Article Text
Abstract
Background Patients with CTD often complain of exertion dyspnea, due to lung diseases, heart diseases, musculoskeletal disorders and/or APAH. Although imaging and physiological tests could reveal pathophysiology, some of them remain unknown. Especially APAH is rarely diagnosed in WHO functional class I or II, because pulmonary vasculopathy (PV) cannot be detected until two-thirds of pulmonary blood vessels deteriorated, 1 with cardiac ultrasonography (UCG) or right heart catheterization (RHC) at rest. Pathophysiological considerations suggest that the haemodynamic/metabolic impairment in APAH may be observed during exercise before the disease becomes evident at rest.2–3 We evaluated exertion dyspnea of unknown to find out early APAH with CPET.
Objectives We performed CPET in patients who complained of exertion dyspnea and tried to detect early PV.
Methods From June 13th in 2015 to October 28th in 2016, we performed CPET and evaluate their clinical state in 28 patients, 17–80 years 2 males/26 females, 5 mixed connective tissue disease (MCTD), 15 SSc, 3 SLE, 2 Sjögren's syndrome, 3 dermatomyositis. They underwent UCG, pulmonary function testing (PFT), 6-minutes walk test, and nailfold capillaroscopy by Cutolo's method.4
Results Twenty cases presented decreased peak VO2. VE/VCO2 ratio, which represent increased ventilation-perfusion mismatch, elevated in 12 cases. 8 cases, with decreased peak VO2 but normal VE/VCO2, were regarded that muscle weakness mainly induced exertion dyspnea, and advised exercise. Twelve cases with decreased peak VO2 and elevated VE/VCO2 were estimated to have APAH or/and interstitial lung disease (ILD). Seven of them underwent RHC and 1 case diagnosed as definite APAH, and another 1 case as post capillary PH.
A 34 years MCTD woman without ILD showed an active capillaroscopic pattern, her peak VO2 decreased (13.9ml/kg/min.) and nadir VE/VCO2 elevated (39). Although her mean PAP was normal, we suspected she had early PV and administered PDE5 inhibitor to her and her dyspnea had gone soon and CPET parameters improved.
CPET was also useful for early detections of therapeutic gains in APAH. A SSc woman, diagnosed as APAH by RHC, was performed CPET only 9 days after administration of PDE5 inhibitor. Her peak VO2 elavated (13.3 to 15.4 ml/kg/min.) and nadir VE/VCO2 decreased (43.4 to 38.9) promptly.
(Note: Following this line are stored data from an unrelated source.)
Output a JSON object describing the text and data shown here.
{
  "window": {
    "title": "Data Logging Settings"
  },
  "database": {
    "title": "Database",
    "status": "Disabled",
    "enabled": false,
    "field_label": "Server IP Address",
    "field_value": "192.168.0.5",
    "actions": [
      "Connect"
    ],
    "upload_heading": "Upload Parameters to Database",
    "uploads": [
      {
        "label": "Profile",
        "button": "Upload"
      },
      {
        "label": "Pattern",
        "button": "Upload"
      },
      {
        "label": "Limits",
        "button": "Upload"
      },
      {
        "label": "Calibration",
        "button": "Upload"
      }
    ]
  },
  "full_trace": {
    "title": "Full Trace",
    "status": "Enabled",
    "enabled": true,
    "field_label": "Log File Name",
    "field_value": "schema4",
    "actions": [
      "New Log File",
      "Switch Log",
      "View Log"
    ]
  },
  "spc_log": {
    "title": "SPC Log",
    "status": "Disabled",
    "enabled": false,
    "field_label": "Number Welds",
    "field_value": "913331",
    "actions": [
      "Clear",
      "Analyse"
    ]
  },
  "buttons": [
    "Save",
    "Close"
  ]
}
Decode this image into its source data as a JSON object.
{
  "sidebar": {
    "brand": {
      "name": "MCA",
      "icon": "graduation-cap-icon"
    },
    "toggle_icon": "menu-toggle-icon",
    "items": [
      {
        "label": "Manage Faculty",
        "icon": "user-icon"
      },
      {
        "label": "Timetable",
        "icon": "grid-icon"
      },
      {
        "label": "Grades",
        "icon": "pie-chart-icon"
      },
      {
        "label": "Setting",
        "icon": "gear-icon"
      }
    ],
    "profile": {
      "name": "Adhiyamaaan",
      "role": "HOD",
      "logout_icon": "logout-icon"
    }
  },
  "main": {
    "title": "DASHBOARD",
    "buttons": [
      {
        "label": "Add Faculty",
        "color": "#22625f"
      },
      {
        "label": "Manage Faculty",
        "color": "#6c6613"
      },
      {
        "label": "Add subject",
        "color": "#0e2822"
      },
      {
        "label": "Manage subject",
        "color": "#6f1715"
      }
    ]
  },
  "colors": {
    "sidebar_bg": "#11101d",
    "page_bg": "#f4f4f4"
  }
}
Thirteen patients showed an early capillaroscopic pattern, 7 an active pattern and 3 a late pattern. Median values of minimum VE/VCO2 ratio significantly differed (p<0.05) in the three capillaroscopic groups, being progressively worse from early to late capillaroscopic pattern.
Conclusions We performed CPET in every patient safely. Although more research is required, CPET may provide valuable information notably in APAH patients.
References
Hachulla E, et al. French PAH-SSc Network. PAH with SSc in patients with functional class? dyspnea; mild symptoms but severe outcome. Rheumatology 2010;49:940–4.
Grunig E, et al. Non-invasive diagnosis of pulmonary hypertension: ESC/ERS Guidelines with Updated Commentary of the Cologne Consensus Conference 2011. Int J Cardiol 2011;154:53.
Domitrescu C, et al. Developing PV in SSc, detected with non-invasive CPET. PLoS ONE 2010;5e14293.
Cutolo M, et al. Nailfold videocapillaroscopy assessment of microvascular damage in SSc. J Rheumatol. 2000 Jan;27(1):155–60.